Deep learning is a relatively new field and as such does not have multiple available methods for developers to build data models. Also, switching the deep learning models from their original framework that they are built on, to a new framework is difficult and time-consuming. This is one of the reasons why Microsoft and Facebook released ONNX in September this year.
ONNX, an open source format for the deep learning models allows machines to learn tasks without the need of being programmed explicitly. Deep learning models trained on one framework are easily transferable to another with the help of the ONNX format, with no additional work.
Apache MXNet is a fully featured and scalable deep learning framework. It offers APIs across popular languages such as Python, Scala, and R.
It consists of a Gluon Interface which allows developers of different skill levels to begin with deep learning on the cloud, mobile applications, and also on edge devices. With a few Gluon code, developers are able to build different models such as, linear regression, convolutional networks and recurrent LSTMs (Long Short Term Memory). This further helps them to carry out tasks such as Object detection, recommendation, speech recognition, and even personalization.
By providing ONNX format support for MXNet, developers can bring together the features of both ONNX and MXNet. This means, they can build and train models on various other deep learning frameworks including Microsoft Cognitive Toolkit, Caffe2, and so on.

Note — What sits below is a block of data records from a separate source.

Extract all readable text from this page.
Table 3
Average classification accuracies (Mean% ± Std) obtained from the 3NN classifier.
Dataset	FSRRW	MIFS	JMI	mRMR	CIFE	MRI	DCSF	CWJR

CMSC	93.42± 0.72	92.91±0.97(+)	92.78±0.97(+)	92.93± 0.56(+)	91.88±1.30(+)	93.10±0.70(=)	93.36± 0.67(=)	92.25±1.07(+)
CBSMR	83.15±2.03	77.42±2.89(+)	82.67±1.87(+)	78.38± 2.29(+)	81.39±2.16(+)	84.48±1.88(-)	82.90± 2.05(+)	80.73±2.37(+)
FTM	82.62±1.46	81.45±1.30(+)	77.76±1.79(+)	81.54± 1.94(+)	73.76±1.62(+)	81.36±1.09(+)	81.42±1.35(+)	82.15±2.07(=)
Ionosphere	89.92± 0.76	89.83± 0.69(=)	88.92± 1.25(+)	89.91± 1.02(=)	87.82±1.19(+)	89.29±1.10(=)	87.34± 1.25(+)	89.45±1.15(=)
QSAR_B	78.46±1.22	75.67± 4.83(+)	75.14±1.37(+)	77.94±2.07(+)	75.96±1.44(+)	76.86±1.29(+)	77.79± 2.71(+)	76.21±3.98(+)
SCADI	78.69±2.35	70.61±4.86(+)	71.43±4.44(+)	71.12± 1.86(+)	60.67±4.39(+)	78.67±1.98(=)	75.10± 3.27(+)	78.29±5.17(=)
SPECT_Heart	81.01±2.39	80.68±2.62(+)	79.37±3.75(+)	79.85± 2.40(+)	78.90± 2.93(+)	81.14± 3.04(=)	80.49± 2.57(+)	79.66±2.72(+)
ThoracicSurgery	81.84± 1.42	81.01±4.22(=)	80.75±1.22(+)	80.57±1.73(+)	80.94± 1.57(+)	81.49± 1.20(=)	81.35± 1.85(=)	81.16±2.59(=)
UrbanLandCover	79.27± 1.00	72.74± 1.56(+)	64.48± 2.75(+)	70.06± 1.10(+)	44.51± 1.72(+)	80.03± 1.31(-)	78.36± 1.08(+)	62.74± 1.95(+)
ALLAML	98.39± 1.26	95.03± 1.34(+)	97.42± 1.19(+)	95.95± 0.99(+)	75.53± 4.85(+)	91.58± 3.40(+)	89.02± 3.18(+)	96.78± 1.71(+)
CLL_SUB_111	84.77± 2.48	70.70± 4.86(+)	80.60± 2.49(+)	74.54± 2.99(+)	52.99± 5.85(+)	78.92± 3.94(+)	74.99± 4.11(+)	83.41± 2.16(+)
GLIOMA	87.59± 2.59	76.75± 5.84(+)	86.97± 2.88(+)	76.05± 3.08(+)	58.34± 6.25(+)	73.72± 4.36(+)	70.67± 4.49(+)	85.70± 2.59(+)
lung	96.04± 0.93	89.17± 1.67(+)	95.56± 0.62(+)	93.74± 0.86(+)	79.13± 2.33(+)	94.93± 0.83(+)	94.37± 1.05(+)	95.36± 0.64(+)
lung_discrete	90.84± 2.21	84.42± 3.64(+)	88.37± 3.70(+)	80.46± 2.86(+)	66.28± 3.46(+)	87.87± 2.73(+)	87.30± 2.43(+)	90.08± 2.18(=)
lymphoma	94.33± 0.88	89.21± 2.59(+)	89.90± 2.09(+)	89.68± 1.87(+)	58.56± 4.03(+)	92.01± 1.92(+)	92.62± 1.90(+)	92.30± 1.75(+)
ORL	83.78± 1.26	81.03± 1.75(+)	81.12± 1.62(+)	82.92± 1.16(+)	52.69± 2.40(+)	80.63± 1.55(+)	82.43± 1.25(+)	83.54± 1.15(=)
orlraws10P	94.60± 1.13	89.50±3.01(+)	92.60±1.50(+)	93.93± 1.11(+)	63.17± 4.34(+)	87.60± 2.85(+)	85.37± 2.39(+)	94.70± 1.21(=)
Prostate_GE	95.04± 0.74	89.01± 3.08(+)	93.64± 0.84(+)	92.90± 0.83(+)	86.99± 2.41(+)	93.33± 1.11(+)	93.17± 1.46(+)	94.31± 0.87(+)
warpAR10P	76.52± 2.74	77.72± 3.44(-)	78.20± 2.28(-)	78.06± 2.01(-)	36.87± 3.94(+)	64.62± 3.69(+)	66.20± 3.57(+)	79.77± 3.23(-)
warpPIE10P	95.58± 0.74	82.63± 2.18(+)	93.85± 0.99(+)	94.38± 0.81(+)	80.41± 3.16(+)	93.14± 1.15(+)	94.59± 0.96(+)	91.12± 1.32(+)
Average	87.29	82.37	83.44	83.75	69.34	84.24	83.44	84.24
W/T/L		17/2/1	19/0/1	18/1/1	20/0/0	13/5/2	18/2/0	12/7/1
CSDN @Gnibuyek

Developers can also import these models within MXNet to run them for inference using the MXNet engine, which is highly optimized and scalable.
ONNX community will continue developing the ONNX format and the ecosystem. Facebook plans to add more interoperability that can expand ONNX for MXNet functionality. Plans for getting ONNX for MXNet core APIs is also on the cards. Amid all the good news, the deep learning community is still longing for one elusive partner. Google's entry into ONNX would be an icing on the cake.